萱島酒造の敷地内に建つ萱島須磨自会長宅には、芸術に造詣の深かった二代目・米三郎の集めた書画や揮毫が保存されている。また、須磨自会長自身も少年の頃から絵画を嗜み、数多くのデッサンやスケッチなどを制作している。 これらのコレクションは、歴史と伝統を醸し出す萱島酒造にふさわしい逸品である。
中村不折 作 日本画
中村 不折(ふせつ)は、慶応2年(1866)東京生まれ。 少年期は父の商売で信州を転々とし、15歳の時に一念発起して芸術家を目指す。
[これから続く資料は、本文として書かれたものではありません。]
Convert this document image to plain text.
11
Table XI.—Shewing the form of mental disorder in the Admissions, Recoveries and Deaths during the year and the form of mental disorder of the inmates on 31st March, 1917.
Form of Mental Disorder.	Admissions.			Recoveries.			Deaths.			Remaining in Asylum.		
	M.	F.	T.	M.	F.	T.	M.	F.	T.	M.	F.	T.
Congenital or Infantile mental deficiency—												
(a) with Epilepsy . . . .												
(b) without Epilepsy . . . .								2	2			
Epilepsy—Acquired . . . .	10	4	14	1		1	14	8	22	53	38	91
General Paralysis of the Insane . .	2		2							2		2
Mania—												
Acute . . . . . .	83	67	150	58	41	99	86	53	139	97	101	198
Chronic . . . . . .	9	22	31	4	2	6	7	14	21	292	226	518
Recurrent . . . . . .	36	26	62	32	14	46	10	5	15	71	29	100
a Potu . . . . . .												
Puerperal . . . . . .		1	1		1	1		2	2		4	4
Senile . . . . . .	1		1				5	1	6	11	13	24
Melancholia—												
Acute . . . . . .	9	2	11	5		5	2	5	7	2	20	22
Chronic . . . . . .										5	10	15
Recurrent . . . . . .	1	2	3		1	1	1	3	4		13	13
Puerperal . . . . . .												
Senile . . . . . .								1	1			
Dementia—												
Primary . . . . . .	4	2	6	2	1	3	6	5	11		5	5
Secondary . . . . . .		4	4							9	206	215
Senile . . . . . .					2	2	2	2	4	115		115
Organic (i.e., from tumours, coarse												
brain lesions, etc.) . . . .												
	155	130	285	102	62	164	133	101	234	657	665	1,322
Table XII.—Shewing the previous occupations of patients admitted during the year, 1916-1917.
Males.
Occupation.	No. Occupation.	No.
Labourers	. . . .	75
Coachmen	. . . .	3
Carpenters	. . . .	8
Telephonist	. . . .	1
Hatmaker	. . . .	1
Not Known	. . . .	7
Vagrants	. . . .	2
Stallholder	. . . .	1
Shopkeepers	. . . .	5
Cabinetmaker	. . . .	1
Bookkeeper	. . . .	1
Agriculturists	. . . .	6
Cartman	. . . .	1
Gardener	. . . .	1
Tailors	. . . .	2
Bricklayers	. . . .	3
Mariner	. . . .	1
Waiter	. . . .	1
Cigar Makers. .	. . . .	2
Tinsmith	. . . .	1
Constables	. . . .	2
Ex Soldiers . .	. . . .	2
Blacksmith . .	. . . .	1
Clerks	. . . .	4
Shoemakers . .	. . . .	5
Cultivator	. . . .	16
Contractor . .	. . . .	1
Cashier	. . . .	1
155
苦学しながら漢学や洋画を学び、小山 正太郎 画伯に師事し、本格的に絵画を学んでいる。 明治34年(1901)渡仏し、近代西洋絵画の影響を受け、新進気鋭の作風で登壇。大正8年(1919)帝国美術院会員となる。 水墨画と洋画の色彩が調和したこの絵は、当時としては新たな画風の作品だったのだろう。
池大雅 作 若竹の掛け軸
池大雅は、享保8年(1827)京都に生まれた。幼い頃から漢文、書道に優れた才能を示し、15歳で扇屋を構え、扇子に絵を描いて生計を立てた。後に中国南宗画を学び、独特の画法を確立。また、筆の代わりに指を用いて描く「指頭画」も残している。 高野山遍照光院の襖絵や、「十便図」「楼閣山水図」など、日本を代表する作品を数多く創作している。 この若竹の筆致も、大雅独特の優美と幽玄の調和を感じさせる。
帆足杏雨 作 牡丹の掛け軸
江戸末期から明治初期に活躍した南画家の帆足 杏雨(ほあしきょうう)は、大分市戸次の庄屋の四男として生まれた。杏雨の父や兄は俳諧をたしなみ、書画に親しむ芸術一家で、我が国の代表的な南画家の田能村 竹田(たのむらちくでん)とも親交があった。 杏雨は竹田に南画を学び、修行のために長崎や京都を放浪している。 この絵は、萱島家へ杏雨と竹山が連れ立って逗留した折に、寄贈されている。 微妙に変化する細く穏やかな墨線、静寂で典雅な画風は、逸品の価値を感じさせる。